読者のアンケートでは、約16%のご家庭が何らかの形でご両親と同居されています。同居されているご家庭やこれから同居するご家庭にとってどの様な注意点があるのでしょうか。今回はこの点を考えてみましょう。
既に同居されているご家庭の注意点
お互いに協力しあうことで、さまざまな利点があるでしょう。また、金銭的には、同居されているご家庭の方が楽でしょうが、そのほかの点はどうでしょうか?

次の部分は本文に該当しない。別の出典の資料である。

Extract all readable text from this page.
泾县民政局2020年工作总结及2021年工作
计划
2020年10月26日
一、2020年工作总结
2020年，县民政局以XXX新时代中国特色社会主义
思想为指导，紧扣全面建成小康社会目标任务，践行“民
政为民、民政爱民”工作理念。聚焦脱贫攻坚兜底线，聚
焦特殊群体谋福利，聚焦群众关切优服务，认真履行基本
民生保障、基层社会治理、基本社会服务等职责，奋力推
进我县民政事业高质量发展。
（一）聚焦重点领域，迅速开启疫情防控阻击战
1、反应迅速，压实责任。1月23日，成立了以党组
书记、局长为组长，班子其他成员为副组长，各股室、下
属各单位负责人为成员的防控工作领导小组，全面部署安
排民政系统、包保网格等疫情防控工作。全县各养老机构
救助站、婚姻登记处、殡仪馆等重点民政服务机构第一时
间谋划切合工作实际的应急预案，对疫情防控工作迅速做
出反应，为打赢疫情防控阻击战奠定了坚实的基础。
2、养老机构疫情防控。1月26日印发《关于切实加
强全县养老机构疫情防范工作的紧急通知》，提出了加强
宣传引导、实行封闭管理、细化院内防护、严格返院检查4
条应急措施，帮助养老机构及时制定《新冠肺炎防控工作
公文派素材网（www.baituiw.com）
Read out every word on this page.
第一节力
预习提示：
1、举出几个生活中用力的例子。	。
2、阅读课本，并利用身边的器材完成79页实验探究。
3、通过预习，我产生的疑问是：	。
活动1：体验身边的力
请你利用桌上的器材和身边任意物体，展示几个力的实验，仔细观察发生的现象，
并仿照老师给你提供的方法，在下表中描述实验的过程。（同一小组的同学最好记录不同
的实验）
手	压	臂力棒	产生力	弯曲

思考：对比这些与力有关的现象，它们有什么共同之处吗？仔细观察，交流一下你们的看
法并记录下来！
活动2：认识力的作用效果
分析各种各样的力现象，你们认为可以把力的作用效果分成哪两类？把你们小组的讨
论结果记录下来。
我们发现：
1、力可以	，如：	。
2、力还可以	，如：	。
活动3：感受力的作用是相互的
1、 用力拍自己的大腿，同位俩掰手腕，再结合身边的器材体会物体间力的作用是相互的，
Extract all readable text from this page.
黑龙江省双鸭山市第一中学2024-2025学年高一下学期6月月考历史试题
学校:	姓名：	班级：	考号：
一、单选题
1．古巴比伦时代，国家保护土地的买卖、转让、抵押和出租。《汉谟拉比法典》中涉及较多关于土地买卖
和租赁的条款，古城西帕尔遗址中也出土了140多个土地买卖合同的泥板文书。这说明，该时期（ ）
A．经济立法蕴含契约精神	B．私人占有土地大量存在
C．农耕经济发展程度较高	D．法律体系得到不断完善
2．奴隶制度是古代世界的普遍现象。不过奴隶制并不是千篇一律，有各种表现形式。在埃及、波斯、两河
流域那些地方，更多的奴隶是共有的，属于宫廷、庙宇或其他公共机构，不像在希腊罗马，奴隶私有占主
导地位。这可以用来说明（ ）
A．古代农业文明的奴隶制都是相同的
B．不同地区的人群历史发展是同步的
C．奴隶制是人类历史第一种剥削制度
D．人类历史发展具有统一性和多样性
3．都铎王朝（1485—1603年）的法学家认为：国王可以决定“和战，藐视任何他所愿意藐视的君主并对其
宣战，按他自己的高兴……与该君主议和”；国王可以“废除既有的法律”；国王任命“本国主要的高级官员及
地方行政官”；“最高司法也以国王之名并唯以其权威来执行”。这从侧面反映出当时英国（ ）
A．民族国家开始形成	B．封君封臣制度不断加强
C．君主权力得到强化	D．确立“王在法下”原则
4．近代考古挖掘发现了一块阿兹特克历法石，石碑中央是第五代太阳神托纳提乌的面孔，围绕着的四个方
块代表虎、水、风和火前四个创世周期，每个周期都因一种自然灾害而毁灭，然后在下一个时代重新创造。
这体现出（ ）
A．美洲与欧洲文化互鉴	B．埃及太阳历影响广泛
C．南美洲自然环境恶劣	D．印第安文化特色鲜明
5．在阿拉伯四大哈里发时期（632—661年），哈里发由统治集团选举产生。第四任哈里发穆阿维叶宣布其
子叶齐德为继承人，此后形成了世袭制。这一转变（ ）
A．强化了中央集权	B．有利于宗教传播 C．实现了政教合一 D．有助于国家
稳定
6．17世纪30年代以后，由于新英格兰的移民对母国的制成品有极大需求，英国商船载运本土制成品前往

(1)健康保険…パパさんの健康保険の種類で違いますが、ご両親の年金金額が少ない場合には、扶養家族になれるケースがあります。特に転職された時は、今までの思い込みと少し違っているケースもあるので、お勤め先に問い合わせてみましょう。
(2)税金控除…前述の健康保険の場合と同額比較できませんが、同じく年金生活をされている場合には、扶養家族になれるケースがあります。税務署などに問い合わせてみましょう。
(3)医療費控除…お子様や奥様だけが対象とはならず、生計を一にしている父母や義理の父母までが対象になります。ただし、入院等の保険給付を生命保険などで受ける場合は、その額は除かれますので注意してください。
(4)相続財産…相続税が心配なご家庭は、おじいちゃんなどに進学の金額や文具代を負担してもらいましょう。また相続時に問題がおきにくい家族構成なら、おじいちゃんにマイホーム購入資金を提供してもらうなど相続税対策を進めましょう。
将来同居を考えているご家庭の注意点
マイホームを購入する場合は特に重要です。二世帯住宅等を建築するとなると、かなりのローン額を設定することになります。下記の例を参考にしてください。
ご両親がよほど資産運用のうまい方でない限り、パパさんが借りるよりご両親に資金提供していただいた方が断然お得なのが判りますよね。ならば、最初に資金提供を受けて、少しずつご両親に返済した方が賢い方法といえます。しかし、この資金提供には“贈与税”がネックになってきます。
ご両親の資金提供には贈与税に注意
ご両親からの資金提供は素晴らしいのですが、手順等を間違うと多額の“贈与税”が発生します。では、それを未然に防ぐ方法をご紹介しましょう。
○マイホームの名義を資金提供者の金額分だけ登記する。
例えば、5,000万円のマイホーム代金の内、ご両親に2,000万円負担してもらい、土地・建物の登記名義分を5分の2とします。
○特例を利用して100%名義をパパさんにする。
住宅購入資金として、(1)500万円を父母及び祖父母から贈与を受ける「非課税枠」を利用する。(2)3,500万円を父母から贈与を受ける「相続時精算課税制度」を利用する。
いずれにしても、このような特例を利用して問題の起きないように、そしてご家族全体で無駄な出費のない様に良く考えましょう。
※「非課税枠」「相続時精算課税制度」を利用する場合は、専門家に相談しましょう。